Holly O’Neill, who runs Bank of America’s sprawling retail- and preferred-banking business lines, said her teams’ fraud-detection AI models have cut the rate of fraud losses in half for clients. Eric Schimpf, president and co-head of Merrill Lynch Wealth Management, said a newly installed tool on “every advisor’s and teammate’s desktop” reviews vast client information in minutes, eliminating hours of work.
By Thursday, shareholders were far more sanguine. The stock bounced 2% and neared its highest level since 2007.
Investors’ sentiment improved once executives reiterated to analysts after the market’s close Wednesday that the bank would reach a key profitability target earlier than investors had initially appreciated. Management’s clarification on the updated measure, return on tangible common equity, “helped settle initial investor unrest,” Chris McGratty, head of U.S. bank research at Keefe, Bruyette & Woods, wrote to clients.
Moynihan, a lawyer by training who took over at the start of 2010, has said he plans to stay put through the end of the decade, or to 2030. This fall, as part of the firm’s biggest management shuffle in four years, three key executives were elevated and emerged as more visible CEO contenders: Athanasia, DeMare, and finance chief Alastair Borthwick.
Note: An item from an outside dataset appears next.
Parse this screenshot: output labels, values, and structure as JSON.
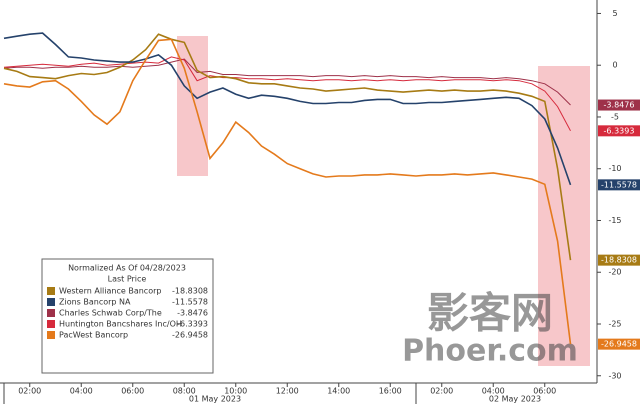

Athanasia, a 32-year veteran of the bank, was animated in his presentation Wednesday, cracking jokes and referencing sports rivalries. DeMare, who’s been with the firm for 17 years, was more muted in comparison as he discussed the global markets business, which he led for five years until his recent promotion.
“We got a lot of talent at this company, and it makes me proud,” Moynihan told reporters Wednesday as lunch was wrapping up. “Someday, some group of them will be the people still left when the rest of us are out. They have to develop the next round.”